Terpisah, Senior Faculty Lembaga Pengembangan Perbankan Indonesia (LPPI) Moch Amin Nurdin mengatakan pembentukan pencadangan (CKPN) dalam rangka mengantisipasi berakhirnya restrukturisasi Covid-19 dan menurunnya kualitas kredit secara otomatis menggerus perolehan laba.

Oleh karena itu, Amin mengatakan perbankan perlu mengejar dana murah agar biaya pendanaan atau cost of fund (CoF) dapat turun. Hal ini akan menjaga margin bunga bersih atau net interest margin (NIM).

"Karena kaitannya dengan aset produktif, maka bank harus meng-switch ya strateginya untuk fokus ke kredit-kredit yang memberikan yield tinggi ya, untuk meng-cover mungkin cost of fund atau DPK yang masih saat ini menggunakan DPK-DPK mahal ya," terangnya.
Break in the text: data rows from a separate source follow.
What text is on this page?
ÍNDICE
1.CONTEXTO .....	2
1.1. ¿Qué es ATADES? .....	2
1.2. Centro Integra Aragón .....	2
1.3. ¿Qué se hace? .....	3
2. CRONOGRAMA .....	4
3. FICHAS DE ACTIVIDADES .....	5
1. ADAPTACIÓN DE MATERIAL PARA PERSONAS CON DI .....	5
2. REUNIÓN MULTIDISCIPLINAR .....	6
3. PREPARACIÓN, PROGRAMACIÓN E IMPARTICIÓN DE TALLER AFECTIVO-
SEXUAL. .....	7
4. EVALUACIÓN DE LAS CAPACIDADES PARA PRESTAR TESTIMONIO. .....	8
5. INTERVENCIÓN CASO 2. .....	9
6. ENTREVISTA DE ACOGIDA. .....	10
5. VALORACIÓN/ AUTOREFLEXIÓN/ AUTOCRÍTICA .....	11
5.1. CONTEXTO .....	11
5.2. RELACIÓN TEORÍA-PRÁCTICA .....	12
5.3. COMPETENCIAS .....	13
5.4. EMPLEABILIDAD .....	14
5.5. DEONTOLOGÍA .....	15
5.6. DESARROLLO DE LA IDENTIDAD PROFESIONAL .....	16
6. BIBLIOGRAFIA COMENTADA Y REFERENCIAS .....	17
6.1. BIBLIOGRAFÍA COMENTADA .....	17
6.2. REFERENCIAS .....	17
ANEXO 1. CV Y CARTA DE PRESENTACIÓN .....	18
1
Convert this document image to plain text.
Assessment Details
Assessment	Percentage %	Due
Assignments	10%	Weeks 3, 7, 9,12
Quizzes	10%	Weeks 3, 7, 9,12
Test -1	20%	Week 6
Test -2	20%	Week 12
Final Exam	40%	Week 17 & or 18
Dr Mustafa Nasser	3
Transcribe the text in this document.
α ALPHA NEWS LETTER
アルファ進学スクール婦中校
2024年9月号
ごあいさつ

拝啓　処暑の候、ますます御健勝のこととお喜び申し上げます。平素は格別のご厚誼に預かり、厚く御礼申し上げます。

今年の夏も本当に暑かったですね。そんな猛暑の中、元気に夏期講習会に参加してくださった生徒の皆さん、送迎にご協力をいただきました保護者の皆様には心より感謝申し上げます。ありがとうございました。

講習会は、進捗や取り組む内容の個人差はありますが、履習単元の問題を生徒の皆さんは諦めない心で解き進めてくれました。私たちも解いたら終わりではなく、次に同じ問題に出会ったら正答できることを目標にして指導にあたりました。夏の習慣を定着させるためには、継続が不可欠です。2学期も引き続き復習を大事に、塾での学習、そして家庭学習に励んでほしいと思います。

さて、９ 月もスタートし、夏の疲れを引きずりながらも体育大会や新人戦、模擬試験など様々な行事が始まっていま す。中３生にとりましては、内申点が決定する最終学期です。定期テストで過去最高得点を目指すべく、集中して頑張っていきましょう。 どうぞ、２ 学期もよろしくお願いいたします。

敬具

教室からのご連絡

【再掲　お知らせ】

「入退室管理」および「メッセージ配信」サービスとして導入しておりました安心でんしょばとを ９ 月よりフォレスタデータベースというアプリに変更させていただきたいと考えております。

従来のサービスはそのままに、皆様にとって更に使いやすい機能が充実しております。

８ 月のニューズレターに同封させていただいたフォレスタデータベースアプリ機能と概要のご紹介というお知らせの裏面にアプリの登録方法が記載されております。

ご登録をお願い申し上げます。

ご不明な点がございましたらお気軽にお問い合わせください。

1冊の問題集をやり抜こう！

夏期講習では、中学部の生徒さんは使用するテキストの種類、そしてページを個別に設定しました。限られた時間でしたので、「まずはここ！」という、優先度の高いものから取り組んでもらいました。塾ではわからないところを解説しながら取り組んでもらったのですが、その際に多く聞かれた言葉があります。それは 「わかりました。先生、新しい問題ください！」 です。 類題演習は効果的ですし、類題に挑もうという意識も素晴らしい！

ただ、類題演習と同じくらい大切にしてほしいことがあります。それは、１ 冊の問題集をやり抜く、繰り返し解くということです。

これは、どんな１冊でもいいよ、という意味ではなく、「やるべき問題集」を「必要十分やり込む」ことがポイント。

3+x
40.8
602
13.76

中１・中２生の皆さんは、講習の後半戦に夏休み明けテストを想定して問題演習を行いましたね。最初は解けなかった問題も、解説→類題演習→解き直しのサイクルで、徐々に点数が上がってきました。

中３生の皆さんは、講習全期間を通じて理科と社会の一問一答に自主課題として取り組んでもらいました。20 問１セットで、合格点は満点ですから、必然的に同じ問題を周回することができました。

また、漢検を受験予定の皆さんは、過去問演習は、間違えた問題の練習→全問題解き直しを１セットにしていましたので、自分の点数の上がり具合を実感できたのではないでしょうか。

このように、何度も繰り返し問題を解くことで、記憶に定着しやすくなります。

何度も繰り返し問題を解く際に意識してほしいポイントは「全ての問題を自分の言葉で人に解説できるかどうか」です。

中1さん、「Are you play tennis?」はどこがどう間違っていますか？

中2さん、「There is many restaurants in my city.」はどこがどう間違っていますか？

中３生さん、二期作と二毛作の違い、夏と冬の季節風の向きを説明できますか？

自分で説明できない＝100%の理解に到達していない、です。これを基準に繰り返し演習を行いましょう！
"Karena otomatis dengan kondisi bertahannya BI rate, pasti ada penawaran-penawaran khusus yang diberikan oleh beberapa bank untuk mempertahankan deposan-deposannya sehingga membuat bank-bank lain akhirnya mau nggak mau harus menyesuaikan."

Adapun Otoritas Jasa Keuangan menyatakan bahwa kondisi fundamental perbankan pada April 2024 tetap kuat, resilien dan stabil. Hal ini tercermin dari pertumbuhan kredit yang tercatat sebesar 13,09% yoy menjadi Rp7.311 triliun.

Kepala Eksekutif Pengawas Perbankan OJK Dian Ediana Rae menjabarkan bahwa tingkat pengembalian aset atau return on asset (ROA) per Maret 2024 sebesar 2,62%, naik dari posisi bulan sebelumnya 2,52%. Kemudian margin bunga bersih atau net interest margin (NIM) naik 10 basis poin (bps) menjadi 4,59%, dan rasio permodalan (CAR) jauh di atas ketentuan, yakni 27,33%.

Sementara itu, tepat usai Sidang Kabinet, Senin (24/6/2024) kemarin, Joko Widodo (Jokowi) meminta program restrukturisasi kredit terdampak Covid-19 diperpanjang hingga 2025. Hal ini disampaikan oleh Menteri Koordinator Bidang Perekonomian Airlangga Hartarto.

"Karena ini akan mengurangi perbankan mencadangkan kerugian akibat kredit KUR," kata Airlangga.